The current UNL dictionary is, however, only a starting point, as the set of UWs is supposed to be as comprehensive as the set of these different individual concepts depicted by different cultures, no matter how specific they are. In that sense, UWs are not to be considered semantic primitives, nor should represent only common concepts, nor should be derived from any particular language. They must include culture-dependent information and every relevant variation among similar concepts. Furthermore, the UNL Dictionary constitutes an open set, subject to permanent increase with new UWs, as UNL is supposed to incessantly incorporate new cultures and cultural changes.
ATTRIBUTES
ATTRIBUTES represent bound morphemes, closed classes and context-dependent information:
- nouns, including proper nouns, abbreviations and acronyms;
- adjectives;
- full verbs;
- adverbs (adjuncts, conjuncts and disjuncts); and
- numbers (to be always represented as Arabic numerals)

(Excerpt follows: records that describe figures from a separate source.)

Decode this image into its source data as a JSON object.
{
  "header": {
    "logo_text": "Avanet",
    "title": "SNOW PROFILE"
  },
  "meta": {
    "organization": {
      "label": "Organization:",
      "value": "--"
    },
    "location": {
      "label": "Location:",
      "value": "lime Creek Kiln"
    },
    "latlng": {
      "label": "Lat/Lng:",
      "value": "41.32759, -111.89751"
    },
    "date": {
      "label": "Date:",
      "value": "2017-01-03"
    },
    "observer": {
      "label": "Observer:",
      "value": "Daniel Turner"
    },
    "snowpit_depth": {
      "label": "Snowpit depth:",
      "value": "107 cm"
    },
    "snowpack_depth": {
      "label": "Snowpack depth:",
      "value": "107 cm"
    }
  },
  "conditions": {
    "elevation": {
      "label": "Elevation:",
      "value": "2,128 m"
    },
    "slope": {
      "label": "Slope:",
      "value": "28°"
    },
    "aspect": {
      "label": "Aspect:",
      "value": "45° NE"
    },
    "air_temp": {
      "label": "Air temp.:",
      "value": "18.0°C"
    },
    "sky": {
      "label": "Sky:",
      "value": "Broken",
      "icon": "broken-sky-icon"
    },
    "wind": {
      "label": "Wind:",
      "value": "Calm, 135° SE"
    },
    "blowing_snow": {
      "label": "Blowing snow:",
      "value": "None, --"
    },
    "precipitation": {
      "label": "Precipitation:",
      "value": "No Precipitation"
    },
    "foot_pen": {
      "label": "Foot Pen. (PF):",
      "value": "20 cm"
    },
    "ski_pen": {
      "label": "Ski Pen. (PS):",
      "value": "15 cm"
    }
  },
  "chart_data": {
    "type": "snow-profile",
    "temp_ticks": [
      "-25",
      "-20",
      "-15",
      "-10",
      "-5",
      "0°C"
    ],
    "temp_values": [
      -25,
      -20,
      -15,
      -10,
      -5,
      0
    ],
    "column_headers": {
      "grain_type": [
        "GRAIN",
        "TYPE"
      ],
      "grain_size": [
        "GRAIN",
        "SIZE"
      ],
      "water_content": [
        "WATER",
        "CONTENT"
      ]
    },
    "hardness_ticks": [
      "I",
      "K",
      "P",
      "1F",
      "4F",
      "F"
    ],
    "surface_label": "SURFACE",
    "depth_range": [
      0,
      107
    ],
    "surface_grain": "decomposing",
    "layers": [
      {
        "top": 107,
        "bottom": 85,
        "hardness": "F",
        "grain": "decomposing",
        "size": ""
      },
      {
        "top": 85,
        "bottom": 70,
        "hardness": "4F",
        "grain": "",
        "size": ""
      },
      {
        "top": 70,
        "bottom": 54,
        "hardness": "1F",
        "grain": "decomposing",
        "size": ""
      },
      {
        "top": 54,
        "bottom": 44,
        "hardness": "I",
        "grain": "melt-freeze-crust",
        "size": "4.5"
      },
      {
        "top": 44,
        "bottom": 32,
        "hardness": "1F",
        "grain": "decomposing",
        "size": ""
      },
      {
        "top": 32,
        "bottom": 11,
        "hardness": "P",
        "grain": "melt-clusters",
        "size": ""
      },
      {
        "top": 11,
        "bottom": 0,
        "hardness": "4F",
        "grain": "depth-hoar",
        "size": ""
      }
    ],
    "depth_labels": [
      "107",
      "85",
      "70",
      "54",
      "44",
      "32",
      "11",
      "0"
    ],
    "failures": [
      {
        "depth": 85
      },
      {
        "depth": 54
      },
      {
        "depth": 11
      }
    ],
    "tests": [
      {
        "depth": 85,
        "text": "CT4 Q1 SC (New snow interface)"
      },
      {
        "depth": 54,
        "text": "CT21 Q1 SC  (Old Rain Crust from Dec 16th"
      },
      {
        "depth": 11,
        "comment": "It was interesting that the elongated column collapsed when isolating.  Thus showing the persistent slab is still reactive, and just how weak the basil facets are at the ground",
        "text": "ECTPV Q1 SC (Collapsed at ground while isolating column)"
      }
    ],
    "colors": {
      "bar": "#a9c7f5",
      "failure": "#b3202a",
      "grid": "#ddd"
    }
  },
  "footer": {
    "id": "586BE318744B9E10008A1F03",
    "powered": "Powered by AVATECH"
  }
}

- grammatical categories (gender, number, tense, aspect, mood, voice, etc)
- determiners (articles and demonstratives);
- adpositions (prepositions, postpositions and circumpositions);
- auxiliary and quasi-auxiliary verbs (auxiliaries, modals, coverbs, preverbs);
- interjections;
- conjunctions;
- adverbs (specifiers);
- text structure (.@entry, .@topic, .@qfocus, .@emphasis, .@relative, etc);
- speech acts (.@request, .@suggestion, .@offer, etc);
- other context-dependent information (such as politeness, metaphor, irony, etc);
- RELATIONS represent syntactic relations (specifier, complement, adjunct) with their corresponding semantic value.
Pronouns and pro-forms are expected to be replaced by their antecedents and not to be represented in UNL, except in case of exophoric reference (indefinite pronouns, interrogative pronouns and personal pronouns that are not coindexed to any existing antecedent).
UNIVERSAL WORDS
ATTRIBUTES
RELATIONS
RELATIONS == The set of relations is exactly the same as defined in the UNL 2005 Specifications.
ATTRIBUTES
The set of attributes has been substantially increased to represent information concerning grammatical categories, determiners, adpositions and conjunctions. The main additions are the following:
- gender: @male, @female
- degree: @more, @less, @equal, @most, @least, @plus, @minus, etc.
- demonstrative: @proximal, @medial, @distal
- preposition: @under, @below, @above, @after, @before, etc.
- conjunction: @before, @after, etc.
- relative (for the main entry of relative clauses): @relative
The decision to represent closed classes as attributes instead of UWs has led to a different way of representing several natural language phenomena:
- this X
- UNL Centre: mod(X, this)
- These guidelines: X.@proximal
- X is under Y
- UNL Centre: plc(X, under), obj(under, Y)
- These guidelines: plc(X, Y.@under)
- bigger than Y
- UNL centre: man(big, more), bas(big, Y)
- These guidelines: bas(big.@more, Y)
etc.
Additionally, the following general principles were adopted:
- interjections, filled pauses, phatic expressions and short answers should be represented by the null UW (to be represented as "00") together with the attribute indicating the corresponding speech act (.@confirmation, .@surprise, etc).
- the attribute .@entry (mandatory in every scope, including the main one) should be placed at the left (source) side of at least one relation;
- the difference between mentioning and using a word (which is a quite frequent situation in a metalinguistic text such as Cratylus) should be represented by the attribute .@mention (which is not the same as "quotation");
- attributes should be used in alphabetical order (“.@entry.@past” instead of “.@past.@entry”).
SCOPES
In order to enhance the possibility of knowledge extraction out of the UNL document, we have restricted the use of scopes only to cases involving semantic ambiguity, such as:
- electric [light orchestra], with scope, i.e., a "light orchestra" that is electric; or
- electric light orchestra, without scope, i.e., an orchestra that is both "light" and "electric".